Sound symbolism? You know, that thing we do whereby we associate certain sounds with real-world things or actions, even if there is no actual resemblance of sound. Surely you have a sense of the difference between actions described with, say, tek versus pek versus kek, and jek and chek and then shek and so on. The different onsets have different senses of action: light, firm, hard, supported, strong, sliding… not that any one word would describe the difference with full accuracy. Likewise, everything can turn abruptly with a new vowel and with a new coda (final consonant or combination of consonants). Compare jek with jenk, jeshk, jesh, jet (which has other associations too, of course), jev, and so on; now change to jank, junk (strong semantic effect there), jonk, jink. Only one of those would really do for a strong, sudden action that covers some space quickly before slotting neatly into a new position.

Of course, echoes of words with semantic associations will always have an important effect. Jink? How about junk, Jenkins, jonquil, jangle, jingle, drink, chink, juke, Jenga?

Or how about hijinks? Or should I write that high jinks? It turns out I should – if I want to go with the origins (which are of no matter to most English speakers, because they don’t know them, but once you know them…). As I said, the word starts with a reference to deking out in rugby or similar sport. From that comes dancing, and tricking, and winning a game of cards (of a certain kind – spoil-five or forty-five – according to Oxford). And a drinking game, whereby the person who got the high roll of the dice – the high jink – would have to do “some ludicrous task” (Oxford) or drink a large bowl of some alcoholic beverage or, failing at the one, do the other. Hence high jinks for rowdy revelry and miscellaneous mischief.

I do prefer the spelling hijinks, as it happens, because of the iji with its nice symmetry and its three dots. But I recognize that the fun of the spelling has hijacked (not high jacked) the original form. Well, so be it. I’d rather hijinks put me in hiding than have low jinks in my lodgings.
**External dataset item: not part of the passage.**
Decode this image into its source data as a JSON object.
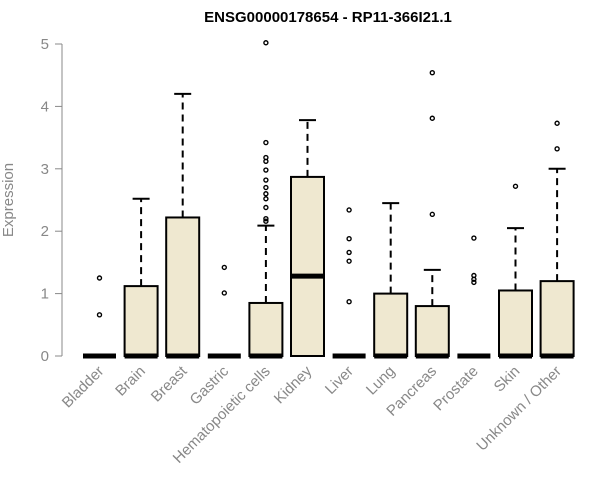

What are low jinks? I would have thought they would be as boring as hijinks are exciting, but according to dictionary.com, low jinks are “merrymaking or horseplay that is less than tasteful.” Which actually sounds just like hijinks to me – if hijinks were tasteful, they wouldn’t be hijinks, would they? It seems as though low jinks has somehow made an unexpected sharp turn in sense.